Following the departure of James Watt as Brewdog CEO, there was some interesting commentary on what this means for Brewdog The beer writer Pete Brown in the trade paper The Morning Advertiser rightly underlined how groundbreaking the original Brewdog beers were(on cask and in bottle). He went on to argue that James Watt became a sort of punk figurehead to promote the brand, but that the era of Brewdog has now passed.
James Beeson in The Grocer, another trade journal, pondered whether trying to manage the transition from a garage brewer to a multinational one was part of the reason for the numerous issues that followed Watt around. In short Watt may have been an inspired marketing man, but a people manager he was not. This is far from uncommon across the industry.

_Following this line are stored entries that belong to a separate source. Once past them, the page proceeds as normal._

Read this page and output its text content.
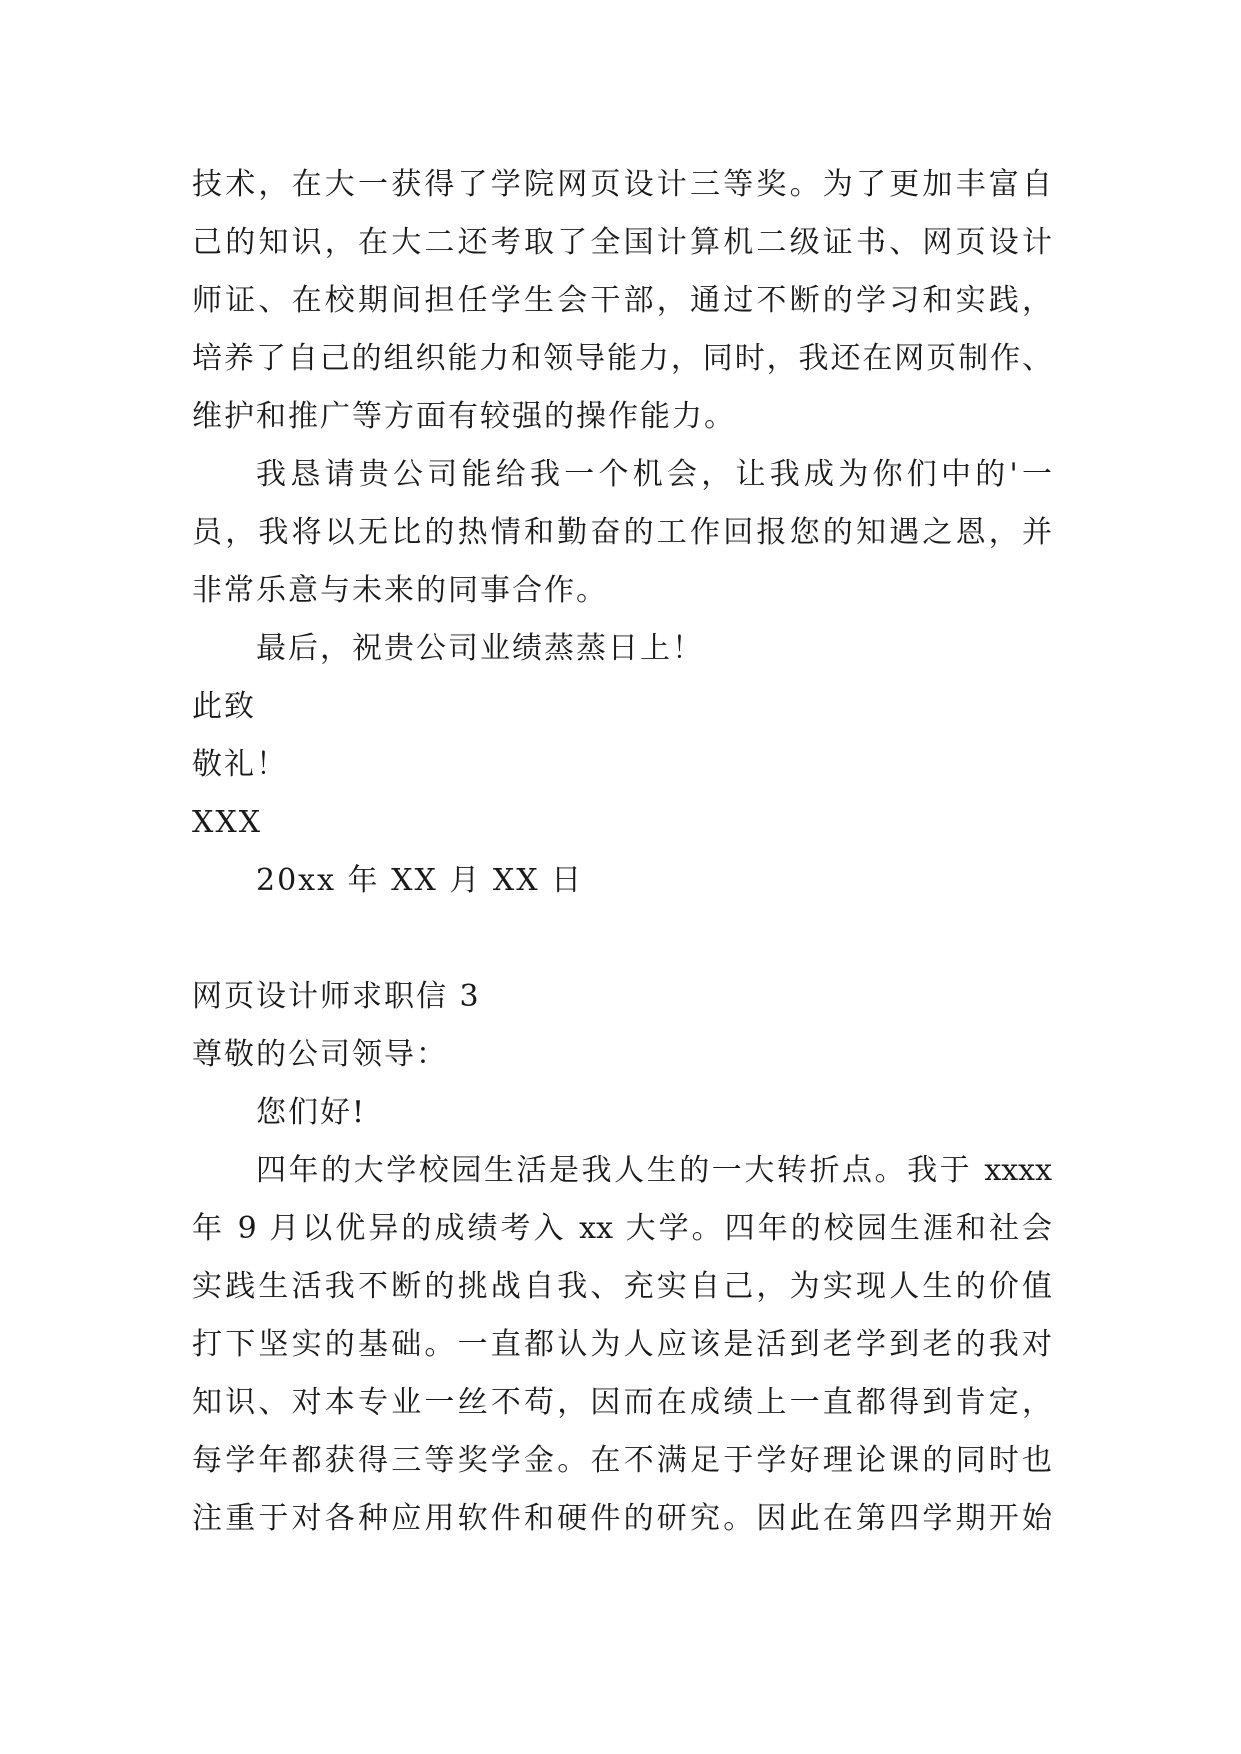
技术，在大一获得了学院网页设计三等奖。为了更加丰富自
己的知识，在大二还考取了全国计算机二级证书、网页设计
师证、在校期间担任学生会干部，通过不断的学习和实践，
培养了自己的组织能力和领导能力，同时，我还在网页制作、
维护和推广等方面有较强的操作能力。
我恳请贵公司能给我一个机会，让我成为你们中的'一
员，我将以无比的热情和勤奋的工作回报您的知遇之恩，并
非常乐意与未来的同事合作。
最后，祝贵公司业绩蒸蒸日上！
此致
敬礼！
XXX
20xx 年 XX 月 XX 日
网页设计师求职信 3
尊敬的公司领导：
您们好!
四年的大学校园生活是我人生的一大转折点。我于 xxxx
年 9 月以优异的成绩考入 xx 大学。四年的校园生涯和社会
实践生活我不断的挑战自我、充实自己，为实现人生的价值
打下坚实的基础。一直都认为人应该是活到老学到老的我对
知识、对本专业一丝不苟，因而在成绩上一直都得到肯定，
每学年都获得三等奖学金。在不满足于学好理论课的同时也
注重于对各种应用软件和硬件的研究。因此在第四学期开始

Beeson noted that despite increasing revenue, Brewdog is not profitable. This is perhaps not surprising – achieving such a status takes time. But time appears to be short. TSG, the US private equity group which owns over 20% of Brewdog, is due to cash in by August 2024. That could mean either a float on the Stock Exchange (IPO) or a sale to another brewer or private equity group.
Recognise the union!
We shall wait and see on that but there is one step the new CEO James Arrow can take right now to set Brewdog on a better path, and that is to recognise a trade union, in this case Unite which already has membership at the brewer.

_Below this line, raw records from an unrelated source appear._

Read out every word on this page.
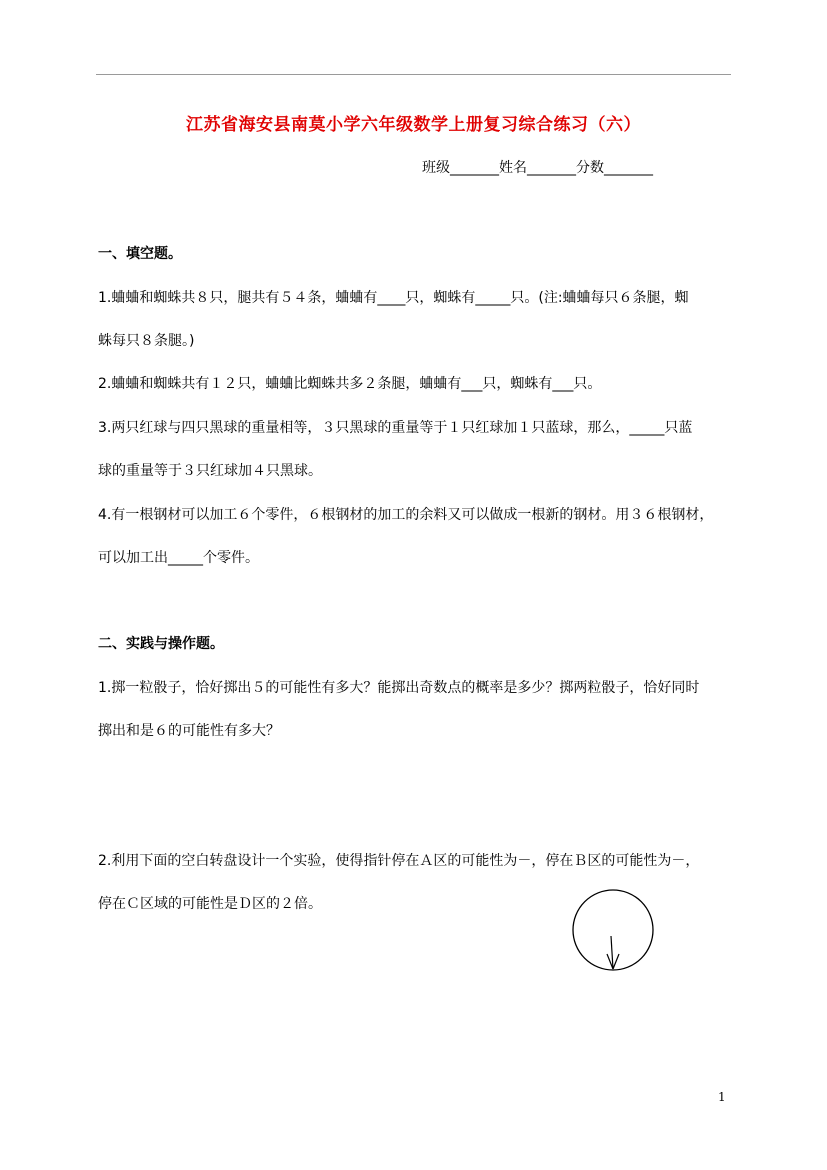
江苏省海安县南莫小学六年级数学上册复习综合练习（六）
班级_______姓名_______分数_______
一、填空题。
1.蛐蛐和蜘蛛共８只，腿共有５４条，蛐蛐有____只，蜘蛛有_____只。(注:蛐蛐每只６条腿，蜘
蛛每只８条腿。)
2.蛐蛐和蜘蛛共有１２只，蛐蛐比蜘蛛共多２条腿，蛐蛐有___只，蜘蛛有___只。
3.两只红球与四只黑球的重量相等，３只黑球的重量等于１只红球加１只蓝球，那么，_____只蓝
球的重量等于３只红球加４只黑球。
4.有一根钢材可以加工６个零件，６根钢材的加工的余料又可以做成一根新的钢材。用３６根钢材，
可以加工出_____个零件。
二、实践与操作题。
1.掷一粒骰子，恰好掷出５的可能性有多大？能掷出奇数点的概率是多少？掷两粒骰子，恰好同时
掷出和是６的可能性有多大？
2.利用下面的空白转盘设计一个实验，使得指针停在Ａ区的可能性为－，停在Ｂ区的可能性为－，
停在Ｃ区域的可能性是Ｄ区的２倍。
1
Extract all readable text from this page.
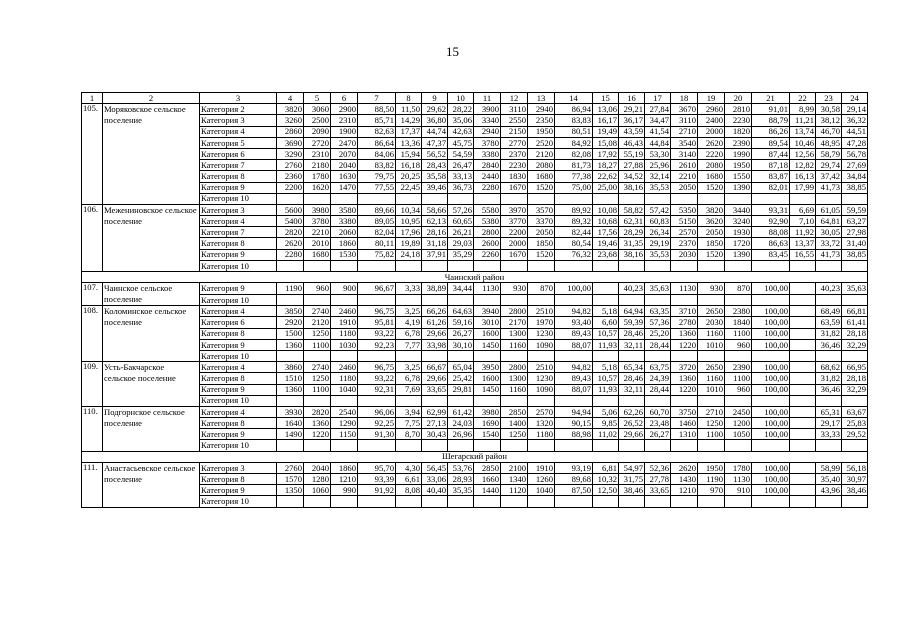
15
1	2	3	4	5	6	7	8	9	10	11	12	13	14	15	16	17	18	19	20	21	22	23	24
105.	Моряковское сельское поселение	Категория 2	3820	3060	2900	88,50	11,50	29,62	28,22	3900	3110	2940	86,94	13,06	29,21	27,84	3670	2960	2810	91,01	8,99	30,58	29,14
		Категория 3	3260	2500	2310	85,71	14,29	36,80	35,06	3340	2550	2350	83,83	16,17	36,17	34,47	3110	2400	2230	88,79	11,21	38,12	36,32
		Категория 4	2860	2090	1900	82,63	17,37	44,74	42,63	2940	2150	1950	80,51	19,49	43,59	41,54	2710	2000	1820	86,26	13,74	46,70	44,51
		Категория 5	3690	2720	2470	86,64	13,36	47,37	45,75	3780	2770	2520	84,92	15,08	46,43	44,84	3540	2620	2390	89,54	10,46	48,95	47,28
		Категория 6	3290	2310	2070	84,06	15,94	56,52	54,59	3380	2370	2120	82,08	17,92	55,19	53,30	3140	2220	1990	87,44	12,56	58,79	56,78
		Категория 7	2760	2180	2040	83,82	16,18	28,43	26,47	2840	2230	2080	81,73	18,27	27,88	25,96	2610	2080	1950	87,18	12,82	29,74	27,69
		Категория 8	2360	1780	1630	79,75	20,25	35,58	33,13	2440	1830	1680	77,38	22,62	34,52	32,14	2210	1680	1550	83,87	16,13	37,42	34,84
		Категория 9	2200	1620	1470	77,55	22,45	39,46	36,73	2280	1670	1520	75,00	25,00	38,16	35,53	2050	1520	1390	82,01	17,99	41,73	38,85
		Категория 10																					
106.	Межениновское сельское поселение	Категория 3	5600	3980	3580	89,66	10,34	58,66	57,26	5580	3970	3570	89,92	10,08	58,82	57,42	5350	3820	3440	93,31	6,69	61,05	59,59
		Категория 4	5400	3780	3380	89,05	10,95	62,13	60,65	5380	3770	3370	89,32	10,68	62,31	60,83	5150	3620	3240	92,90	7,10	64,81	63,27
		Категория 7	2820	2210	2060	82,04	17,96	28,16	26,21	2800	2200	2050	82,44	17,56	28,29	26,34	2570	2050	1930	88,08	11,92	30,05	27,98
		Категория 8	2620	2010	1860	80,11	19,89	31,18	29,03	2600	2000	1850	80,54	19,46	31,35	29,19	2370	1850	1720	86,63	13,37	33,72	31,40
		Категория 9	2280	1680	1530	75,82	24,18	37,91	35,29	2260	1670	1520	76,32	23,68	38,16	35,53	2030	1520	1390	83,45	16,55	41,73	38,85
		Категория 10																					
Чаинский район																							
107.	Чаинское сельское поселение	Категория 9	1190	960	900	96,67	3,33	38,89	34,44	1130	930	870	100,00		40,23	35,63	1130	930	870	100,00		40,23	35,63
		Категория 10																					
108.	Коломинское сельское поселение	Категория 4	3850	2740	2460	96,75	3,25	66,26	64,63	3940	2800	2510	94,82	5,18	64,94	63,35	3710	2650	2380	100,00		68,49	66,81
		Категория 6	2920	2120	1910	95,81	4,19	61,26	59,16	3010	2170	1970	93,40	6,60	59,39	57,36	2780	2030	1840	100,00		63,59	61,41
		Категория 8	1500	1250	1180	93,22	6,78	29,66	26,27	1600	1300	1230	89,43	10,57	28,46	25,20	1360	1160	1100	100,00		31,82	28,18
		Категория 9	1360	1100	1030	92,23	7,77	33,98	30,10	1450	1160	1090	88,07	11,93	32,11	28,44	1220	1010	960	100,00		36,46	32,29
		Категория 10																					
109.	Усть-Бакчарское сельское поселение	Категория 4	3860	2740	2460	96,75	3,25	66,67	65,04	3950	2800	2510	94,82	5,18	65,34	63,75	3720	2650	2390	100,00		68,62	66,95
		Категория 8	1510	1250	1180	93,22	6,78	29,66	25,42	1600	1300	1230	89,43	10,57	28,46	24,39	1360	1160	1100	100,00		31,82	28,18
		Категория 9	1360	1100	1040	92,31	7,69	33,65	29,81	1450	1160	1090	88,07	11,93	32,11	28,44	1220	1010	960	100,00		36,46	32,29
		Категория 10																					
110.	Подгорнское сельское поселение	Категория 4	3930	2820	2540	96,06	3,94	62,99	61,42	3980	2850	2570	94,94	5,06	62,26	60,70	3750	2710	2450	100,00		65,31	63,67
		Категория 8	1640	1360	1290	92,25	7,75	27,13	24,03	1690	1400	1320	90,15	9,85	26,52	23,48	1460	1250	1200	100,00		29,17	25,83
		Категория 9	1490	1220	1150	91,30	8,70	30,43	26,96	1540	1250	1180	88,98	11,02	29,66	26,27	1310	1100	1050	100,00		33,33	29,52
		Категория 10																					
Шегарский район																							
111.	Анастасьевское сельское поселение	Категория 3	2760	2040	1860	95,70	4,30	56,45	53,76	2850	2100	1910	93,19	6,81	54,97	52,36	2620	1950	1780	100,00		58,99	56,18
		Категория 8	1570	1280	1210	93,39	6,61	33,06	28,93	1660	1340	1260	89,68	10,32	31,75	27,78	1430	1190	1130	100,00		35,40	30,97
		Категория 9	1350	1060	990	91,92	8,08	40,40	35,35	1440	1120	1040	87,50	12,50	38,46	33,65	1210	970	910	100,00		43,96	38,46
		Категория 10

Workers join trade unions to protect and advance their conditions and so employers have reasons to recognise them – and many large beer companies do. They can make sure there is an agreed and orderly way of dealing with issues so they don’t distract from the business (which is what has happened at Brewdog) and they can also considerably reduce the amount of money required to employ legions of HR managers
Whether it is possible to reform Brewdog by overhauling its employee relations is a moot point. What has not been discussed, mainly because coverage has been confined to the trade, is whether things could have been done differently, and perhaps could be in future.
One model is for ownership to be on a co-operative basis, a mutual relationship between brewer, workers and drinkers. That is probably not something that could be done at the moment on a global scale, but interestingly Brewdog did originally have an similar idea. Its Equity for Punks scheme allowed people to buy ‘shares’ in the brewer which gave them a ‘dividend’ of reduced beer prices.

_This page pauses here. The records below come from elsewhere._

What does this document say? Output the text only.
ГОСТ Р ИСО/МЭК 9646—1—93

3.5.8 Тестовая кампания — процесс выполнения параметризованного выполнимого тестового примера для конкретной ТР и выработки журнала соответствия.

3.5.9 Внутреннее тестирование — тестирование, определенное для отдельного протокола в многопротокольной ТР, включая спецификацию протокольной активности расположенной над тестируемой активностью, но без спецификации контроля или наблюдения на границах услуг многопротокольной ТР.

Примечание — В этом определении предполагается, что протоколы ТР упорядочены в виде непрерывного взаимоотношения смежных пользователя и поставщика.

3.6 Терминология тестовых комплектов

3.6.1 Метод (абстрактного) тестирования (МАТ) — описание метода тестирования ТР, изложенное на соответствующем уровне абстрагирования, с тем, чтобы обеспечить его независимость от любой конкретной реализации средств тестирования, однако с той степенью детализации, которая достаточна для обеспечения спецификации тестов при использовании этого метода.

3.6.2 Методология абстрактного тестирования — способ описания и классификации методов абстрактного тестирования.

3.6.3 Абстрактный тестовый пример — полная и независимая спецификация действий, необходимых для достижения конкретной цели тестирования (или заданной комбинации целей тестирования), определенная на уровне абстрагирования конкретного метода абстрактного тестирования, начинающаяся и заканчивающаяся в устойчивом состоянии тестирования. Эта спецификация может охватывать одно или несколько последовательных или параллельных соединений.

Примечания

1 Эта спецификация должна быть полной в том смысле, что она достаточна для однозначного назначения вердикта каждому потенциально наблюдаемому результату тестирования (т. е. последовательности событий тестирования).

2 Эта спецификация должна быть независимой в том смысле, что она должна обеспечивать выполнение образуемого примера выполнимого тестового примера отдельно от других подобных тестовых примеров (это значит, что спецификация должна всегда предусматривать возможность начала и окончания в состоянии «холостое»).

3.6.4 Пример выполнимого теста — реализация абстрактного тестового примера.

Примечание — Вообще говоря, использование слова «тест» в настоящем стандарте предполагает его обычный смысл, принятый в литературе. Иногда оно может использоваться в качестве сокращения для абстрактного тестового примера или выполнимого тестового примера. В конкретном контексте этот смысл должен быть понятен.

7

It was not a share ownership scheme as the Financial Times pointed out, and neither was it really a Co-operative where people had a genuine say in the business. In future though that could be done and it was the kind of idea promoted by Labour Governments in the 1970s, albeit perhaps not entirely satisfactorily.
Bring in the punks!
Another way forward would be for a future Labour Government to recreate something like the Carlisle State Brewery scheme which started during World War One and ran until the early 1970s. The Government owned the only brewery in Carlisle (having shut the others) and all the pubs in the area. The commitment was to produce good quality beer at reasonable prices in decent pubs.
There was in part a temperance focus to the scheme which might also feature in the 2020s. A nationalised Brewdog brewery and its pubs could actually do a lot to fulfil the original dream of Dickie and Watt. Great beer in good pubs would set the standard for others.
Of course it shouldn’t just be left with the state taking control in top-down fashion. There would need to be a structure that created something like the original punk ethos, one where brewers, employees and their union and drinkers all had both a stake and a say.
That could in time develop a model which would be a working alternative to the global big beer that currently dominates the market. The market can’t be abolished in the short term, but an intervention of this kind could promote better beer, better pubs and better conditions for employees.